La donna che non deve chiedere mai... scusa. Un po’ perché dalla bocca le escono bestialità per le quali fare ammenda sarebbe poco: sono frasi inaccettabili. Un po’ perché la signora può contare su un nutrito esercito di difensori, esegeti, laudatori, cattivi allievi, politici pronti a ingaggiarla, estimatori internazionali indegni di stima, che costituisce la sua licenza a uccidere la ragione impunita. Lei è Francesca Albanese, la relatrice alle Nazioni Unite per i Territori Palestinesi dal cui pensiero si è dissociato perfino il segretario generale dell’Onu, il portoghese Antonio Guterres, affermando di «non condividerne» la grande parte.
Poche ore dopo che i governi di Francia e Germania avevano chiesto al Palazzo di Vetro di indurla al passo indietro, l’avvocata pro-Pal si è collegata con Piazzapulita, su La7.

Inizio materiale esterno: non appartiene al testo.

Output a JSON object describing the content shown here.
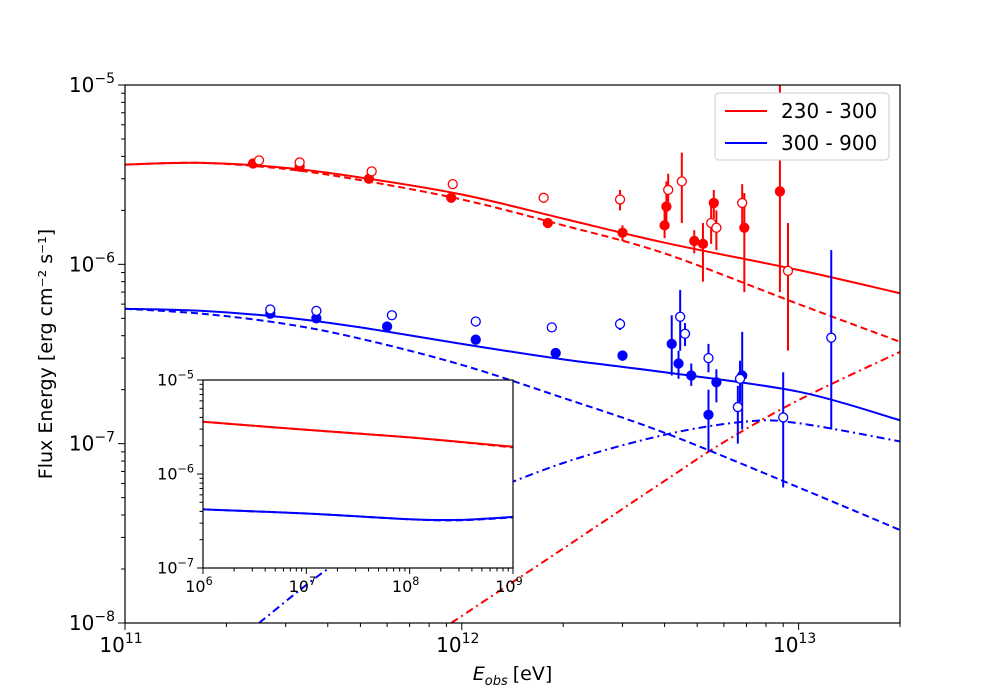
{
  "chart_data": [
    {
      "type": "scatter",
      "role": "main",
      "xlabel": "E",
      "xlabel_sub": "obs",
      "xlabel_unit": "[eV]",
      "ylabel": "Flux Energy [erg cm⁻² s⁻¹]",
      "xscale": "log",
      "yscale": "log",
      "xlim": [
        100000000000.0,
        20000000000000.0
      ],
      "ylim": [
        1e-08,
        1e-05
      ],
      "xticks": [
        {
          "value": 100000000000.0,
          "base": "10",
          "exp": "11"
        },
        {
          "value": 1000000000000.0,
          "base": "10",
          "exp": "12"
        },
        {
          "value": 10000000000000.0,
          "base": "10",
          "exp": "13"
        }
      ],
      "yticks": [
        {
          "value": 1e-08,
          "base": "10",
          "exp": "−8"
        },
        {
          "value": 1e-07,
          "base": "10",
          "exp": "−7"
        },
        {
          "value": 1e-06,
          "base": "10",
          "exp": "−6"
        },
        {
          "value": 1e-05,
          "base": "10",
          "exp": "−5"
        }
      ],
      "grid": false,
      "legend_position": "top-right",
      "legend": [
        {
          "label": "230 - 300",
          "color": "#ff0000"
        },
        {
          "label": "300 - 900",
          "color": "#0000ff"
        }
      ],
      "series": [
        {
          "name": "230 - 300",
          "color": "#ff0000",
          "model_total": {
            "style": "solid",
            "x": [
              100000000000.0,
              170000000000.0,
              300000000000.0,
              500000000000.0,
              1000000000000.0,
              2000000000000.0,
              4000000000000.0,
              10000000000000.0,
              20000000000000.0
            ],
            "y": [
              3.6e-06,
              3.68e-06,
              3.45e-06,
              3.05e-06,
              2.45e-06,
              1.8e-06,
              1.32e-06,
              9.3e-07,
              6.9e-07
            ]
          },
          "model_component": {
            "style": "dashed",
            "x": [
              100000000000.0,
              170000000000.0,
              300000000000.0,
              500000000000.0,
              1000000000000.0,
              2000000000000.0,
              4000000000000.0,
              10000000000000.0,
              20000000000000.0
            ],
            "y": [
              3.6e-06,
              3.68e-06,
              3.4e-06,
              2.95e-06,
              2.3e-06,
              1.65e-06,
              1.15e-06,
              6e-07,
              3.7e-07
            ]
          },
          "model_secondary": {
            "style": "dashdot",
            "x": [
              930000000000.0,
              2000000000000.0,
              4000000000000.0,
              6000000000000.0,
              10000000000000.0,
              20000000000000.0
            ],
            "y": [
              1e-08,
              2.6e-08,
              6.2e-08,
              1.02e-07,
              1.75e-07,
              3.25e-07
            ]
          },
          "points_filled": [
            {
              "x": 240000000000.0,
              "y": 3.65e-06,
              "lo": 3.65e-06,
              "hi": 3.65e-06
            },
            {
              "x": 330000000000.0,
              "y": 3.5e-06,
              "lo": 3.5e-06,
              "hi": 3.5e-06
            },
            {
              "x": 530000000000.0,
              "y": 3e-06,
              "lo": 3e-06,
              "hi": 3e-06
            },
            {
              "x": 930000000000.0,
              "y": 2.35e-06,
              "lo": 2.35e-06,
              "hi": 2.35e-06
            },
            {
              "x": 1800000000000.0,
              "y": 1.7e-06,
              "lo": 1.6e-06,
              "hi": 1.8e-06
            },
            {
              "x": 3000000000000.0,
              "y": 1.5e-06,
              "lo": 1.35e-06,
              "hi": 1.65e-06
            },
            {
              "x": 4000000000000.0,
              "y": 1.65e-06,
              "lo": 1.4e-06,
              "hi": 2.2e-06
            },
            {
              "x": 4050000000000.0,
              "y": 2.1e-06,
              "lo": 1.6e-06,
              "hi": 2.9e-06
            },
            {
              "x": 4900000000000.0,
              "y": 1.35e-06,
              "lo": 1.15e-06,
              "hi": 1.55e-06
            },
            {
              "x": 5200000000000.0,
              "y": 1.3e-06,
              "lo": 8e-07,
              "hi": 1.7e-06
            },
            {
              "x": 5600000000000.0,
              "y": 2.2e-06,
              "lo": 1.8e-06,
              "hi": 2.6e-06
            },
            {
              "x": 6900000000000.0,
              "y": 1.6e-06,
              "lo": 7e-07,
              "hi": 2.5e-06
            },
            {
              "x": 8800000000000.0,
              "y": 2.55e-06,
              "lo": 7e-07,
              "hi": 1e-05
            }
          ],
          "points_open": [
            {
              "x": 250000000000.0,
              "y": 3.8e-06,
              "lo": 3.8e-06,
              "hi": 3.8e-06
            },
            {
              "x": 330000000000.0,
              "y": 3.7e-06,
              "lo": 3.7e-06,
              "hi": 3.7e-06
            },
            {
              "x": 540000000000.0,
              "y": 3.3e-06,
              "lo": 3.3e-06,
              "hi": 3.3e-06
            },
            {
              "x": 940000000000.0,
              "y": 2.8e-06,
              "lo": 2.8e-06,
              "hi": 2.8e-06
            },
            {
              "x": 1750000000000.0,
              "y": 2.35e-06,
              "lo": 2.2e-06,
              "hi": 2.5e-06
            },
            {
              "x": 2950000000000.0,
              "y": 2.3e-06,
              "lo": 2e-06,
              "hi": 2.6e-06
            },
            {
              "x": 4100000000000.0,
              "y": 2.6e-06,
              "lo": 2e-06,
              "hi": 3.2e-06
            },
            {
              "x": 4500000000000.0,
              "y": 2.9e-06,
              "lo": 1.7e-06,
              "hi": 4.2e-06
            },
            {
              "x": 5500000000000.0,
              "y": 1.7e-06,
              "lo": 1.3e-06,
              "hi": 2.1e-06
            },
            {
              "x": 5700000000000.0,
              "y": 1.6e-06,
              "lo": 1.2e-06,
              "hi": 2e-06
            },
            {
              "x": 6800000000000.0,
              "y": 2.2e-06,
              "lo": 1.6e-06,
              "hi": 2.8e-06
            },
            {
              "x": 9300000000000.0,
              "y": 9.2e-07,
              "lo": 3.3e-07,
              "hi": 1.7e-06
            }
          ]
        },
        {
          "name": "300 - 900",
          "color": "#0000ff",
          "model_total": {
            "style": "solid",
            "x": [
              100000000000.0,
              170000000000.0,
              300000000000.0,
              500000000000.0,
              1000000000000.0,
              2000000000000.0,
              4000000000000.0,
              10000000000000.0,
              20000000000000.0
            ],
            "y": [
              5.65e-07,
              5.5e-07,
              5.05e-07,
              4.45e-07,
              3.6e-07,
              2.95e-07,
              2.5e-07,
              1.95e-07,
              1.35e-07
            ]
          },
          "model_component": {
            "style": "dashed",
            "x": [
              100000000000.0,
              170000000000.0,
              300000000000.0,
              500000000000.0,
              1000000000000.0,
              2000000000000.0,
              4000000000000.0,
              10000000000000.0,
              20000000000000.0
            ],
            "y": [
              5.65e-07,
              5.3e-07,
              4.65e-07,
              3.85e-07,
              2.75e-07,
              1.8e-07,
              1.15e-07,
              5.7e-08,
              3.3e-08
            ]
          },
          "model_secondary": {
            "style": "dashdot",
            "x": [
              250000000000.0,
              400000000000.0,
              600000000000.0,
              1000000000000.0,
              2000000000000.0,
              4000000000000.0,
              7000000000000.0,
              10000000000000.0,
              20000000000000.0
            ],
            "y": [
              1e-08,
              2e-08,
              3.1e-08,
              4.7e-08,
              7.8e-08,
              1.12e-07,
              1.33e-07,
              1.3e-07,
              1.03e-07
            ]
          },
          "points_filled": [
            {
              "x": 270000000000.0,
              "y": 5.3e-07,
              "lo": 5.3e-07,
              "hi": 5.3e-07
            },
            {
              "x": 370000000000.0,
              "y": 5e-07,
              "lo": 5e-07,
              "hi": 5e-07
            },
            {
              "x": 600000000000.0,
              "y": 4.5e-07,
              "lo": 4.5e-07,
              "hi": 4.5e-07
            },
            {
              "x": 1100000000000.0,
              "y": 3.8e-07,
              "lo": 3.8e-07,
              "hi": 3.8e-07
            },
            {
              "x": 1900000000000.0,
              "y": 3.2e-07,
              "lo": 3.2e-07,
              "hi": 3.2e-07
            },
            {
              "x": 3000000000000.0,
              "y": 3.1e-07,
              "lo": 2.9e-07,
              "hi": 3.3e-07
            },
            {
              "x": 4200000000000.0,
              "y": 3.6e-07,
              "lo": 2.4e-07,
              "hi": 5.2e-07
            },
            {
              "x": 4400000000000.0,
              "y": 2.8e-07,
              "lo": 2.3e-07,
              "hi": 3.3e-07
            },
            {
              "x": 4800000000000.0,
              "y": 2.4e-07,
              "lo": 2.1e-07,
              "hi": 2.8e-07
            },
            {
              "x": 5400000000000.0,
              "y": 1.45e-07,
              "lo": 9e-08,
              "hi": 2e-07
            },
            {
              "x": 5700000000000.0,
              "y": 2.2e-07,
              "lo": 1.7e-07,
              "hi": 2.6e-07
            },
            {
              "x": 6800000000000.0,
              "y": 2.4e-07,
              "lo": 1.2e-07,
              "hi": 4.2e-07
            }
          ],
          "points_open": [
            {
              "x": 270000000000.0,
              "y": 5.6e-07,
              "lo": 5.6e-07,
              "hi": 5.6e-07
            },
            {
              "x": 370000000000.0,
              "y": 5.5e-07,
              "lo": 5.5e-07,
              "hi": 5.5e-07
            },
            {
              "x": 620000000000.0,
              "y": 5.2e-07,
              "lo": 5.2e-07,
              "hi": 5.2e-07
            },
            {
              "x": 1100000000000.0,
              "y": 4.8e-07,
              "lo": 4.8e-07,
              "hi": 4.8e-07
            },
            {
              "x": 1850000000000.0,
              "y": 4.45e-07,
              "lo": 4.45e-07,
              "hi": 4.45e-07
            },
            {
              "x": 2950000000000.0,
              "y": 4.65e-07,
              "lo": 4.3e-07,
              "hi": 5e-07
            },
            {
              "x": 4450000000000.0,
              "y": 5.1e-07,
              "lo": 3.3e-07,
              "hi": 7.2e-07
            },
            {
              "x": 4600000000000.0,
              "y": 4.1e-07,
              "lo": 3.5e-07,
              "hi": 4.7e-07
            },
            {
              "x": 5400000000000.0,
              "y": 3e-07,
              "lo": 2.5e-07,
              "hi": 3.6e-07
            },
            {
              "x": 6600000000000.0,
              "y": 1.6e-07,
              "lo": 1e-07,
              "hi": 2.1e-07
            },
            {
              "x": 6700000000000.0,
              "y": 2.3e-07,
              "lo": 1.7e-07,
              "hi": 2.9e-07
            },
            {
              "x": 9000000000000.0,
              "y": 1.4e-07,
              "lo": 5.7e-08,
              "hi": 2.5e-07
            },
            {
              "x": 12500000000000.0,
              "y": 3.9e-07,
              "lo": 1.2e-07,
              "hi": 1.2e-06
            }
          ]
        }
      ]
    },
    {
      "type": "line",
      "role": "inset",
      "xscale": "log",
      "yscale": "log",
      "xlim": [
        1000000.0,
        1000000000.0
      ],
      "ylim": [
        1e-07,
        1e-05
      ],
      "xticks": [
        {
          "value": 1000000.0,
          "base": "10",
          "exp": "6"
        },
        {
          "value": 10000000.0,
          "base": "10",
          "exp": "7"
        },
        {
          "value": 100000000.0,
          "base": "10",
          "exp": "8"
        },
        {
          "value": 1000000000.0,
          "base": "10",
          "exp": "9"
        }
      ],
      "yticks": [
        {
          "value": 1e-07,
          "base": "10",
          "exp": "−7"
        },
        {
          "value": 1e-06,
          "base": "10",
          "exp": "−6"
        },
        {
          "value": 1e-05,
          "base": "10",
          "exp": "−5"
        }
      ],
      "grid": false,
      "series": [
        {
          "color": "#ff0000",
          "style": "solid",
          "x": [
            1000000.0,
            10000000.0,
            100000000.0,
            1000000000.0
          ],
          "y": [
            3.6e-06,
            2.95e-06,
            2.45e-06,
            1.95e-06
          ]
        },
        {
          "color": "#ff0000",
          "style": "dashed",
          "x": [
            1000000.0,
            10000000.0,
            100000000.0,
            1000000000.0
          ],
          "y": [
            3.6e-06,
            2.95e-06,
            2.45e-06,
            1.92e-06
          ]
        },
        {
          "color": "#0000ff",
          "style": "solid",
          "x": [
            1000000.0,
            10000000.0,
            100000000.0,
            300000000.0,
            1000000000.0
          ],
          "y": [
            4.2e-07,
            3.8e-07,
            3.3e-07,
            3.25e-07,
            3.5e-07
          ]
        },
        {
          "color": "#0000ff",
          "style": "dashed",
          "x": [
            1000000.0,
            10000000.0,
            100000000.0,
            300000000.0,
            1000000000.0
          ],
          "y": [
            4.2e-07,
            3.8e-07,
            3.3e-07,
            3.22e-07,
            3.45e-07
          ]
        }
      ]
    }
  ]
}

Tema: far chiarezza sulla sua partecipazione, in compagna di esponenti di Hamas e ministri dello Stato-canaglia Iran, a un forum della tv islamista Al Jazeera nel quale il dubbio è se la signora ha individuato «il nemico comune dell’umanità» in Israele o nelle forze occidentali («capitali oscuri, algoritmi che nascondono il genocidio, armi che lo consentono») che lo aiutano a sopravvivere, dalla suddetta dipinte come l’asse capitalista del male. Qualche errore, dottoressa, come per esempio aver detto che Liliana Segre non è adatta a parlare di Olocausto, avendolo subito sulla sua pelle, chiede il conduttore, Corrado Formigli? «Mi pettino male e ho un forte accento», concede la mullah Francesca, dopo aver precisato che comunque un’intervista televisiva «non è l’occasione giusta per una confessione, visto che la gente è interessata al mio lavoro e non alla mia vita personale».